Questo è un bel balzo in avanti verso la salvezza? “Ancora non siamo salvi – risponde il coach bianco – abbiamo ancora tre gare difficili da giocare e nove punti a disposizione ma nessuna distrazione, già da domani saremo in campo per preparare la trasferta in terra marchigiana”.
Quanto era difficile questa partita? “Questa era una partita con un alto quoziente di difficoltà – prosegue il mister di Cetraro – quando si affronta una squadra invischiata nella zona retrocessione bisogna scendere con campo con la massima concentrazione ed evitando di farsi prendere dalla frenesia del risultato. In questa partita la differenza l’ha fatta il saper attendere e la capacità di coniugare in campo ciò che abbiamo provato in allenamento”.
Sulle doppiette di Dessena e Ragatzu? “Sono molto felice per loro, sono due ragazzi che hanno già giocato insieme, Dessena ci ha dato saggezza tattica ed equilibrio in mezzo al campo mentre a Daniele ho chiesto un sacrificio e lui è sempre pronto a tutto, ma per tutti noi la cosa più importante è l’Olbia. Questa sera riguarderò la partita odierna per capire come possiamo ancora migliorare il nostro gioco”.
Occhiuzzi chiude la sua intervista così: “Vedere l’abbraccio della squadra con i ragazzi della curva è qualcosa che mi fa stare bene, io mi sento sempre in debito con questi ragazzi e con la città che mi ha sempre fatto sentire la sua vicinanza”.
Ecco Dessena, autore di una grande prova e di due gol di pregevole fattura: “Sentivamo molto questa partita soprattutto dopo l’esperienza della gara contro l’imolese.

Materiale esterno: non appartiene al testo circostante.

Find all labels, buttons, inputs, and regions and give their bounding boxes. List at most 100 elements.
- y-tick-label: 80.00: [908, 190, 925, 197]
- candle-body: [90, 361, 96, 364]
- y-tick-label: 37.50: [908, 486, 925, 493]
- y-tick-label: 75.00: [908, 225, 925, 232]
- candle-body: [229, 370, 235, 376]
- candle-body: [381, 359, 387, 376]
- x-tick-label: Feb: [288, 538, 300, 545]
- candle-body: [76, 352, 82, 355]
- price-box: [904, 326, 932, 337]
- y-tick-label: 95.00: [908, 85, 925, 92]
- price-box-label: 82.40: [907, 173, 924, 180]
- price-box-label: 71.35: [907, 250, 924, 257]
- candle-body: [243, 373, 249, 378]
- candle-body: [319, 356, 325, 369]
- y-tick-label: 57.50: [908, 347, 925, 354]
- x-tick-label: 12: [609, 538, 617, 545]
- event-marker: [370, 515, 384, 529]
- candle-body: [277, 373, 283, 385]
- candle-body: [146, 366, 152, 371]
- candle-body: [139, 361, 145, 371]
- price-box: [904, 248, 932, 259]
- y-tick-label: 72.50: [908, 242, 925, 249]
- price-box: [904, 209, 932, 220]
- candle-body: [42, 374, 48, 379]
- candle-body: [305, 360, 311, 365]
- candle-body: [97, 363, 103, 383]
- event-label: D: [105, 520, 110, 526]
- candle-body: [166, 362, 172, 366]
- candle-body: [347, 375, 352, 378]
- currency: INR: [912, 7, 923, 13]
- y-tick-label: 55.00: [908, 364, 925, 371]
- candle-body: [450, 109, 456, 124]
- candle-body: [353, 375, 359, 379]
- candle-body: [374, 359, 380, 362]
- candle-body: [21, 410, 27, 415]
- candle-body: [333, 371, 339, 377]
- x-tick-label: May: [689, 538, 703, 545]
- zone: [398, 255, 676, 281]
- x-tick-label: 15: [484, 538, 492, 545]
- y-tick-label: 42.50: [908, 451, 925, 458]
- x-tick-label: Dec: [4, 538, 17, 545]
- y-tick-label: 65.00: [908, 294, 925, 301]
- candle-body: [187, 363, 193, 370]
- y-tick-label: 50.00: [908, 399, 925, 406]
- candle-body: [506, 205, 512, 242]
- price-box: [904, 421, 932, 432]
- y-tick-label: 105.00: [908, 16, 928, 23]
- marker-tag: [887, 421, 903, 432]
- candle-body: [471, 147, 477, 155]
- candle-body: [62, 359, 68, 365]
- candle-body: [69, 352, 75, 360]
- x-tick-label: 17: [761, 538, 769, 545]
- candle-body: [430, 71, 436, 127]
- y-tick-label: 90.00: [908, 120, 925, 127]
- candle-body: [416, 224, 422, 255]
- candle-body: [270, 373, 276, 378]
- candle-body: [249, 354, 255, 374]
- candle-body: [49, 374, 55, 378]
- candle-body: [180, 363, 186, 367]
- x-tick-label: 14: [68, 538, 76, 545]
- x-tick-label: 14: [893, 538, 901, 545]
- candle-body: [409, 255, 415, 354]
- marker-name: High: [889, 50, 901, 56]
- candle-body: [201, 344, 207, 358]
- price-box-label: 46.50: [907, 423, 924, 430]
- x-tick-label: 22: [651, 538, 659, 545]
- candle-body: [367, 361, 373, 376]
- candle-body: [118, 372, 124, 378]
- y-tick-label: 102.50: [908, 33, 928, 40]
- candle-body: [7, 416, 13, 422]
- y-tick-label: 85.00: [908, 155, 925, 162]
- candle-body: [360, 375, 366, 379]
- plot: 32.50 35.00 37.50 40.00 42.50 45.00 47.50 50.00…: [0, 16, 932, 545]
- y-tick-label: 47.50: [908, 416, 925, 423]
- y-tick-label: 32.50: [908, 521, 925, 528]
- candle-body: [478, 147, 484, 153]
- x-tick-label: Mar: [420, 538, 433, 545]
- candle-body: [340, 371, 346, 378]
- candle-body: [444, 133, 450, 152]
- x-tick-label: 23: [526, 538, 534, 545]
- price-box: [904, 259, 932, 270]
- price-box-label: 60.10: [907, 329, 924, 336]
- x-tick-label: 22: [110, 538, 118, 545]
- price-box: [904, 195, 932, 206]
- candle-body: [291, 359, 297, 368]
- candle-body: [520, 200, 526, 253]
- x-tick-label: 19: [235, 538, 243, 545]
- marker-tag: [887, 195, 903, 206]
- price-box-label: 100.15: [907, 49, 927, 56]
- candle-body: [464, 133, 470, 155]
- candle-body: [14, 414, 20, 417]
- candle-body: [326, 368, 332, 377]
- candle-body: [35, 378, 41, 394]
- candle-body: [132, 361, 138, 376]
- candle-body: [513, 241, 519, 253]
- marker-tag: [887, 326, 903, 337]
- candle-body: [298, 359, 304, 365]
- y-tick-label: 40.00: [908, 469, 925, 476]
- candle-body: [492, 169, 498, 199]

Abbiamo fatto una grande gara e devo dire grazie a tutto lo staff che ci segue sempre con molta attenzione”.
Il tuo arrivo ha cambiato volto alla squadra, quanto è merito tuo e quanto di Occhiuzzi? “Non è mai merito di uno il merito va equamente diviso con la squadra, leggo le dichiarazioni del dopo partita e ci tengo a ringraziare il Mister che non si prende mai i meriti quando vinciamo e si prende le responsabilità quando si perde, ma qui c’è un’alchimia particolare tra società, staff, squadra e pubblico”.
Oggi è la sua terza doppietta dopo Cagliari – Palermo, Sampdoria – Reggina e Olbia – Alessandria, Dessena sorride, esalta ancora una volta il gruppo costruito dalla società e dal Mister e pensa già alla prossima gara con la Recanatese perché nel calcio non si piò mai stare tranquilli.